Accessing the user in node
That’s all great, but how do we access the authenticated user in our app so we know what content to serve? Nginx knows the username, but our node app does not. To fix that, nginx needs to put it in the header passed to the app. To do this, we need to edit the nginx conf file again to add:
proxy_set_header X-Username $remote_user;
This takes the user name (in remote_user) and inserts it to the request header.
After making this change, we need to restart nginx to pick up the config change again - sudo service nginx restart
Back in our node app, we need to recover the username from the request header.
app.get('/', (req, res) => { const username = req.get('X-Username'); res.send('Hello '+username);});
In the example above I’ve extracted the username in the route - often in my apps I do that in middleware and use it to set some request variables with allowed roles and so on.
Limitations
This is not a sophisticated system, here are some shortcomings:
- The most dangerous thing (although I guess this applies to any auth) is that if you’re not securing the web traffic with SSL, the password is transmitted in plaintext across the internet.

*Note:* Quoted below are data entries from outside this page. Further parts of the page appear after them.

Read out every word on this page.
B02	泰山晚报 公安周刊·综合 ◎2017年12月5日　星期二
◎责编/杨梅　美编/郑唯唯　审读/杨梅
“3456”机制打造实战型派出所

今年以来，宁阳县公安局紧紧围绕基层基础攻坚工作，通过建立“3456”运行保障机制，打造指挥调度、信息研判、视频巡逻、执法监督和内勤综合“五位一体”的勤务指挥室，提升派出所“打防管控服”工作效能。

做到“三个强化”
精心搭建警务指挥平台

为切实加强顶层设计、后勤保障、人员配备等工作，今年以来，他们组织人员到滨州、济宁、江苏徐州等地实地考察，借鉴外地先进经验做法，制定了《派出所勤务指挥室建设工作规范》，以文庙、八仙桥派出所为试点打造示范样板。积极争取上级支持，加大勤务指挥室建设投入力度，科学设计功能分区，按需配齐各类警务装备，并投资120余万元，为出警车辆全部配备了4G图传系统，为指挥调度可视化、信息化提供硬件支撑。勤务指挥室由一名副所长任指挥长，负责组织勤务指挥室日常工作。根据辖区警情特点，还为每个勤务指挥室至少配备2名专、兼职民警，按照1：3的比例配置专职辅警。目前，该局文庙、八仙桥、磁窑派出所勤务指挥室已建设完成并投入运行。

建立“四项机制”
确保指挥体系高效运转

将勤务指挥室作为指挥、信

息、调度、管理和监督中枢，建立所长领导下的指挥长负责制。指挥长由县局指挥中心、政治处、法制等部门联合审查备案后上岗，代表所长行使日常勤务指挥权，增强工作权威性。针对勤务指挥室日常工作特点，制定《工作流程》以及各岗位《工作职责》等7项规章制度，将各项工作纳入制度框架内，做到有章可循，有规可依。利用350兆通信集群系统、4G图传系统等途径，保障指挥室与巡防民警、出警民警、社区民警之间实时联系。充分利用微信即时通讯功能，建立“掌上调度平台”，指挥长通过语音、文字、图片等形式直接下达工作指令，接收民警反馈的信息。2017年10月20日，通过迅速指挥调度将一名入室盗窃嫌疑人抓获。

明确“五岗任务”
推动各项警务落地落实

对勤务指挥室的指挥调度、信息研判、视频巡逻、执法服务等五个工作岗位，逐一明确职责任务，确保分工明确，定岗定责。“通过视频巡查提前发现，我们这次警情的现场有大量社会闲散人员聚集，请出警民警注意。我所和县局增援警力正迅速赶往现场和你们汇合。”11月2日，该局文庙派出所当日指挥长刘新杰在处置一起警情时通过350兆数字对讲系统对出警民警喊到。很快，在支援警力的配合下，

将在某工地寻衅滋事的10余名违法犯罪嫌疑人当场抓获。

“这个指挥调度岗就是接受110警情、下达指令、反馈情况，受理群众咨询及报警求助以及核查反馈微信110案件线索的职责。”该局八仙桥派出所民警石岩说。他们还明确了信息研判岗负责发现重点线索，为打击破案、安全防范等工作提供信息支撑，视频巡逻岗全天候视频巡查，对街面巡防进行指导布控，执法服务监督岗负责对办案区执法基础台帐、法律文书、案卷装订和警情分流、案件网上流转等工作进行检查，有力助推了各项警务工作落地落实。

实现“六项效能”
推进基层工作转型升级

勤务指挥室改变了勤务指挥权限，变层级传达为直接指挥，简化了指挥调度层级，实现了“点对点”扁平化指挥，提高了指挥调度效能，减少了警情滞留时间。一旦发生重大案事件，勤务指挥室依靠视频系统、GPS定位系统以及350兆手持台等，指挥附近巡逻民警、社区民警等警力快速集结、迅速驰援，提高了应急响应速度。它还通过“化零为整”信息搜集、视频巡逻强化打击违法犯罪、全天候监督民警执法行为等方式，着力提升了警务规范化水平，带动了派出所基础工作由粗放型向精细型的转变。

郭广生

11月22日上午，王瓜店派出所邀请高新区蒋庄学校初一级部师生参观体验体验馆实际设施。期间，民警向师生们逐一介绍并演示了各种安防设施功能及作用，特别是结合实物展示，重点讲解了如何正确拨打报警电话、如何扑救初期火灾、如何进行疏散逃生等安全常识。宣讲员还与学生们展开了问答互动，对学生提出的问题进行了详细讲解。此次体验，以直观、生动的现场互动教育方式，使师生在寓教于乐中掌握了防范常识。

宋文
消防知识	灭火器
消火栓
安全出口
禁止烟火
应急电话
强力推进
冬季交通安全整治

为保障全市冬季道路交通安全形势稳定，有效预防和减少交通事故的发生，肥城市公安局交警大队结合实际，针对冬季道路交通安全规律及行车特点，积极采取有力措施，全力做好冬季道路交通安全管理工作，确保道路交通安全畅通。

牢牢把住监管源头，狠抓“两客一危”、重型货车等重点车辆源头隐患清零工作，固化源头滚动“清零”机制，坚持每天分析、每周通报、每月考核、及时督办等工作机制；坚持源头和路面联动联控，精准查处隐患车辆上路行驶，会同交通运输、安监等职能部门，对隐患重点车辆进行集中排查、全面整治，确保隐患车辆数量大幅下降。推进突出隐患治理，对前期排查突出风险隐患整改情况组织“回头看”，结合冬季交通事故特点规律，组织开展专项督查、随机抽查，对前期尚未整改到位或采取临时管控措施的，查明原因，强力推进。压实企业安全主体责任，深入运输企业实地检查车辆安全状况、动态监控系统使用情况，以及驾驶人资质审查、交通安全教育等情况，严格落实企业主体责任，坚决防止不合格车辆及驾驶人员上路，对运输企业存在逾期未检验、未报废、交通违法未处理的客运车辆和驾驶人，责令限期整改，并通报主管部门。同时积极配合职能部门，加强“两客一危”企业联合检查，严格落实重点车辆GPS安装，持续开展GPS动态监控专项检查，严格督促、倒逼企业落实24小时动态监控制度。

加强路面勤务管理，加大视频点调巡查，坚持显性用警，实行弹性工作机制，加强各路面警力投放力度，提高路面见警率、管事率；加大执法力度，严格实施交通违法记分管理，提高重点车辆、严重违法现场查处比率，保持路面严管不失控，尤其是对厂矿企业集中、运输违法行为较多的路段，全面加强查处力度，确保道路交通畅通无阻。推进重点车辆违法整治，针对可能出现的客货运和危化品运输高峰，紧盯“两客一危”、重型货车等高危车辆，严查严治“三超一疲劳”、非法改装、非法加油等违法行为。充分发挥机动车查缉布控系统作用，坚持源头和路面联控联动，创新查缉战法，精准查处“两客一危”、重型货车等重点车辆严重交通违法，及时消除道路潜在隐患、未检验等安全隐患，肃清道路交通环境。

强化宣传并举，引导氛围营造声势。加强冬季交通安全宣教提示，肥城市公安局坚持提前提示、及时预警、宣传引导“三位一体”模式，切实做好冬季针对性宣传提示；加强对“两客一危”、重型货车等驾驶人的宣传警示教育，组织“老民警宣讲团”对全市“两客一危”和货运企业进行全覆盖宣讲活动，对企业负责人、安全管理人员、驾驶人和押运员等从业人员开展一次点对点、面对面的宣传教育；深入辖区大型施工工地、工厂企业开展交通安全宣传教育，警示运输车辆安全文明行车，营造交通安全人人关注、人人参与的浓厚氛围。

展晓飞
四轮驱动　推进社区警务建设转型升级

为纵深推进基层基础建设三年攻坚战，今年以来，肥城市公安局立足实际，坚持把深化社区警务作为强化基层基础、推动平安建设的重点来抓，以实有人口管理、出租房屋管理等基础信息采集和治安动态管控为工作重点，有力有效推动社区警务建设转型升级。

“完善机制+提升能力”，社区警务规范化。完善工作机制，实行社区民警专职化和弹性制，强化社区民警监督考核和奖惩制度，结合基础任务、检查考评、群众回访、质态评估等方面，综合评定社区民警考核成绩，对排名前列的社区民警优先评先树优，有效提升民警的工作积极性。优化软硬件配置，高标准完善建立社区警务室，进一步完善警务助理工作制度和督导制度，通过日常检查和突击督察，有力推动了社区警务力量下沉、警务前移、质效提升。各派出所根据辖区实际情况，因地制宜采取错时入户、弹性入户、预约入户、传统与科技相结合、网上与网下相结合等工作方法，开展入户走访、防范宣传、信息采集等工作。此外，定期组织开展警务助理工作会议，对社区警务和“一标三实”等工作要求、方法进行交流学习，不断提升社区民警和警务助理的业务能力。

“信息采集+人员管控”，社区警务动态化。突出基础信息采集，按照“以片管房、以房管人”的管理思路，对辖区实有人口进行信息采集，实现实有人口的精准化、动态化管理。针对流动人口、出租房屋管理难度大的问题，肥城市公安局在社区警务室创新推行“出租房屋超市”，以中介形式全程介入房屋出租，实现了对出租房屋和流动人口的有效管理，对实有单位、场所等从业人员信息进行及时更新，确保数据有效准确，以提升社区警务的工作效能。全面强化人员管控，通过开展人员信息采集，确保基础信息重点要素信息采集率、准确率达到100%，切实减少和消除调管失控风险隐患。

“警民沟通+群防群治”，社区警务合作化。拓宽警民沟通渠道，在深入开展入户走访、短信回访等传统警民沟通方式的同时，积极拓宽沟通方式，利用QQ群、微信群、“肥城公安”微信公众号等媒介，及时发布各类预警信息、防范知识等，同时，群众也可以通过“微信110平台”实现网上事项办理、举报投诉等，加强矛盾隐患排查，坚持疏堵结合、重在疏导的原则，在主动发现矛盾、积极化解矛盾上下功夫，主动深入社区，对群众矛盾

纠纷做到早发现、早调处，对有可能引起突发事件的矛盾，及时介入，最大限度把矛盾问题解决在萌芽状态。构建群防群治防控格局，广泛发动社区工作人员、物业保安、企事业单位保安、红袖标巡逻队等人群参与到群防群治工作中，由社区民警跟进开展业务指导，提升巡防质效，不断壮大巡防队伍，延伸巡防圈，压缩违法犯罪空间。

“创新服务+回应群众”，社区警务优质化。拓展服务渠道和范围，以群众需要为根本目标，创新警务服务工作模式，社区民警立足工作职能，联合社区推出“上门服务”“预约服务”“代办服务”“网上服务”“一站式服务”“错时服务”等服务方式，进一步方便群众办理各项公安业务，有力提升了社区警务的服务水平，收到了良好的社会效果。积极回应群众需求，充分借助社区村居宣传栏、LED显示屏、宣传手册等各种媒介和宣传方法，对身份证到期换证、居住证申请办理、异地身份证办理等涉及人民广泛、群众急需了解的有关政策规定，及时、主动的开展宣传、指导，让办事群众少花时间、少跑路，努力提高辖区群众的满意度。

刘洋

- There’s no simple way to logout or change the user.
- I entered wrong credentials about twenty times as fast as I could and it never stopped me trying, so a brute force is possible. There are ways of addressing this that I haven’t covered here.
All in all, this is a handy tool that doesn’t require a lot of libraries or setup. It is very simple and doesn’t provide any fancy functionality like password resets, but sometimes it’s all you need.